Yezidis express pain through art, performances in Duhok

Four years after the ISIS the genocidal atrocities at Mount Shingal, displaced Yezidis gathered in Duhok on Friday for a ceremony to share their experiences and explain their plight through art, film, and on-stage performances. 

The General Directorate of Martyr and Anfal Affairs in Duhok hosted the ceremony. 

"We see the genocide in Shingal and want to bring attention to the world of the plight of the Yezidis," Ahmed Mishexti, the director of the event and a coordinator within the Duhok Culture Ministry, told Rudaw English. 

"We believe that all people can live together peacefully in Kurdistan.” Yezidis offered several performances on stage including music by Tahseen Shingaly, a play showing how ISIS destroyed the Yezidi people in Shingal when they first arrived, the showing of a documentary film, and an additional musical performance by Mohammed Zaki. 

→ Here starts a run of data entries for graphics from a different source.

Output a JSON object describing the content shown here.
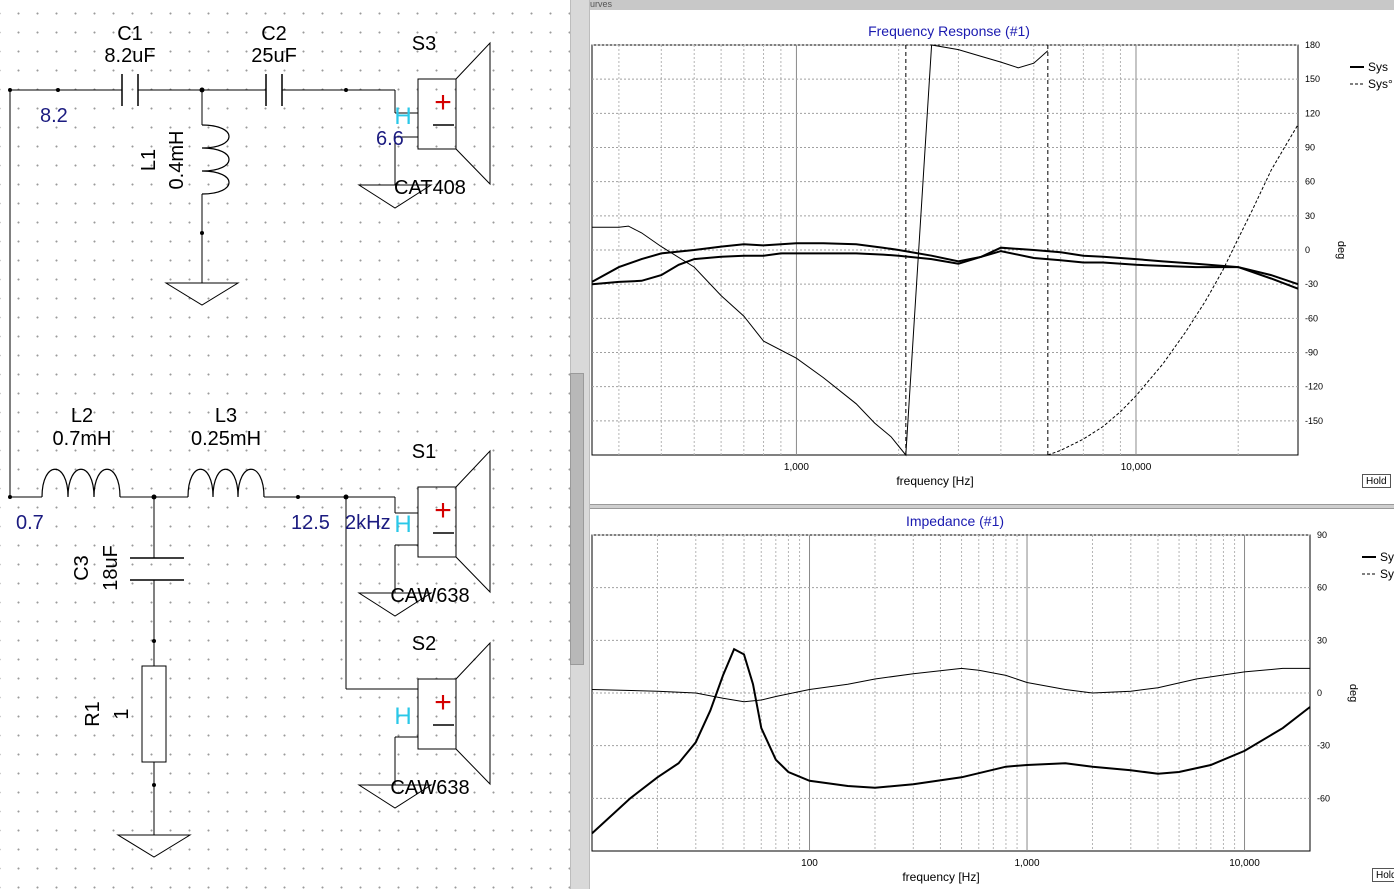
{
  "schematic": {
    "components": {
      "c1": {
        "ref": "C1",
        "value": "8.2uF"
      },
      "c2": {
        "ref": "C2",
        "value": "25uF"
      },
      "c3": {
        "ref": "C3",
        "value": "18uF"
      },
      "l1": {
        "ref": "L1",
        "value": "0.4mH"
      },
      "l2": {
        "ref": "L2",
        "value": "0.7mH"
      },
      "l3": {
        "ref": "L3",
        "value": "0.25mH"
      },
      "r1": {
        "ref": "R1",
        "value": "1"
      },
      "s1": {
        "ref": "S1",
        "model": "CAW638"
      },
      "s2": {
        "ref": "S2",
        "model": "CAW638"
      },
      "s3": {
        "ref": "S3",
        "model": "CAT408"
      }
    },
    "node_labels": {
      "n_top": "8.2",
      "n_s3": "6.6",
      "n_bottom": "0.7",
      "n_s1": "12.5",
      "n_s1_freq": "2kHz"
    },
    "polarity": {
      "plus": "+",
      "minus": "−",
      "marker": "H"
    },
    "colors": {
      "wire": "#000000",
      "node_label": "#1b1b80",
      "plus": "#d40000",
      "marker": "#2ac8e8"
    }
  },
  "graphs_header": "urves",
  "hold_buttons": [
    "Hold",
    "Hold"
  ],
  "chart_data": [
    {
      "type": "line",
      "title": "Frequency Response (#1)",
      "xlabel": "frequency [Hz]",
      "x_scale": "log",
      "x_range": [
        250,
        30000
      ],
      "x_ticks": [
        1000,
        10000
      ],
      "x_tick_labels": [
        "1,000",
        "10,000"
      ],
      "right_axis": {
        "label": "deg",
        "range": [
          -180,
          180
        ],
        "ticks": [
          180,
          150,
          120,
          90,
          60,
          30,
          0,
          -30,
          -60,
          -90,
          -120,
          -150
        ],
        "tick_labels": [
          "180",
          "150",
          "120",
          "90",
          "60",
          "30",
          "0",
          "-30",
          "-60",
          "-90",
          "-120",
          "-150"
        ]
      },
      "grid": true,
      "legend": [
        "Sys",
        "Sys°"
      ],
      "legend_position": "top-right",
      "series": [
        {
          "name": "Sys",
          "style": "solid-thick",
          "unit": "deg-axis",
          "x": [
            250,
            300,
            350,
            400,
            450,
            500,
            600,
            700,
            800,
            900,
            1000,
            1200,
            1500,
            1800,
            2000,
            2500,
            3000,
            3500,
            4000,
            5000,
            6000,
            7000,
            8000,
            10000,
            12000,
            15000,
            20000,
            25000,
            30000
          ],
          "y": [
            -30,
            -28,
            -27,
            -22,
            -13,
            -8,
            -6,
            -5,
            -5,
            -3,
            -3,
            -3,
            -3,
            -4,
            -5,
            -8,
            -12,
            -6,
            -1,
            -7,
            -9,
            -11,
            -11,
            -13,
            -14,
            -15,
            -15,
            -25,
            -34
          ]
        },
        {
          "name": "Sys",
          "style": "solid-thick",
          "unit": "deg-axis",
          "x": [
            250,
            300,
            350,
            400,
            500,
            600,
            700,
            800,
            900,
            1000,
            1200,
            1500,
            1800,
            2000,
            2500,
            3000,
            3500,
            4000,
            5000,
            6000,
            7000,
            8000,
            10000,
            12000,
            15000,
            20000,
            25000,
            30000
          ],
          "y": [
            -28,
            -15,
            -8,
            -3,
            0,
            3,
            5,
            4,
            5,
            6,
            6,
            5,
            2,
            0,
            -5,
            -10,
            -6,
            2,
            0,
            -2,
            -5,
            -6,
            -8,
            -10,
            -12,
            -15,
            -22,
            -30
          ]
        },
        {
          "name": "Sys°",
          "style": "solid-thin",
          "unit": "deg",
          "x": [
            250,
            300,
            320,
            350,
            400,
            500,
            600,
            700,
            800,
            1000,
            1200,
            1500,
            1700,
            1900,
            2100,
            2500,
            3000,
            3500,
            4000,
            4500,
            5000,
            5500
          ],
          "y": [
            20,
            20,
            21,
            15,
            3,
            -15,
            -40,
            -58,
            -80,
            -95,
            -112,
            -135,
            -152,
            -164,
            -180,
            180,
            176,
            170,
            165,
            160,
            164,
            175
          ]
        },
        {
          "name": "Sys°",
          "style": "dashed",
          "unit": "deg",
          "x": [
            5500,
            6000,
            7000,
            8000,
            9000,
            10000,
            12000,
            14000,
            16000,
            18000,
            20000,
            22000,
            25000,
            28000,
            30000
          ],
          "y": [
            -180,
            -176,
            -166,
            -155,
            -142,
            -128,
            -100,
            -72,
            -45,
            -18,
            10,
            35,
            70,
            95,
            110
          ]
        }
      ],
      "markers": [
        2100,
        5500
      ]
    },
    {
      "type": "line",
      "title": "Impedance (#1)",
      "xlabel": "frequency [Hz]",
      "x_scale": "log",
      "x_range": [
        10,
        20000
      ],
      "x_ticks": [
        100,
        1000,
        10000
      ],
      "x_tick_labels": [
        "100",
        "1,000",
        "10,000"
      ],
      "right_axis": {
        "label": "deg",
        "range": [
          -90,
          90
        ],
        "ticks": [
          90,
          60,
          30,
          0,
          -30,
          -60
        ],
        "tick_labels": [
          "90",
          "60",
          "30",
          "0",
          "-30",
          "-60"
        ]
      },
      "grid": true,
      "legend": [
        "Sys",
        "Sys°"
      ],
      "legend_position": "top-right",
      "series": [
        {
          "name": "Sys",
          "style": "solid-thick",
          "unit": "deg-axis",
          "x": [
            10,
            15,
            20,
            25,
            30,
            35,
            40,
            45,
            50,
            55,
            60,
            70,
            80,
            100,
            150,
            200,
            300,
            500,
            800,
            1000,
            1500,
            2000,
            3000,
            4000,
            5000,
            7000,
            10000,
            15000,
            20000
          ],
          "y": [
            -80,
            -60,
            -48,
            -40,
            -28,
            -10,
            10,
            25,
            22,
            5,
            -20,
            -38,
            -45,
            -50,
            -53,
            -54,
            -52,
            -48,
            -42,
            -41,
            -40,
            -42,
            -44,
            -46,
            -45,
            -41,
            -33,
            -20,
            -8
          ]
        },
        {
          "name": "Sys°",
          "style": "solid-thin",
          "unit": "deg",
          "x": [
            10,
            20,
            30,
            40,
            50,
            60,
            70,
            100,
            150,
            200,
            300,
            500,
            600,
            800,
            1000,
            1500,
            2000,
            3000,
            4000,
            6000,
            10000,
            15000,
            20000
          ],
          "y": [
            2,
            1,
            0,
            -3,
            -5,
            -4,
            -2,
            2,
            5,
            8,
            11,
            14,
            13,
            10,
            6,
            2,
            0,
            1,
            3,
            8,
            12,
            14,
            14
          ]
        }
      ]
    }
  ]
}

Several portraits were also put on display showing the Yezidis escape Mount Shingal. A "living" stone monument used people painted as stone and standing on platforms for people to view. Several ISIS survivors were in attendance and spoke of their experiences. 

One Yezidi female, Aenas Khero, who is now a Peshmerga, was only 14 years old when she was captured from Shingal. She escaped after less than two months with ISIS but described in detail one of the many horrors she witnessed. 

She told Rudaw of a young baby which was crying and a member of ISIS asked the baby's mother why the baby was crying, and the mother said he needed milk. The ISIS member told her to give him the baby and he'd find milk. 

Instead, he beheaded the baby, cooked the baby and then forced the mother to eat her own child's flesh. Khero became Peshmerga when she was 15 years old. "I saw many women and girls captured and tortured by ISIS," she told Rudaw. "I became Peshmerga so that I can protect my people."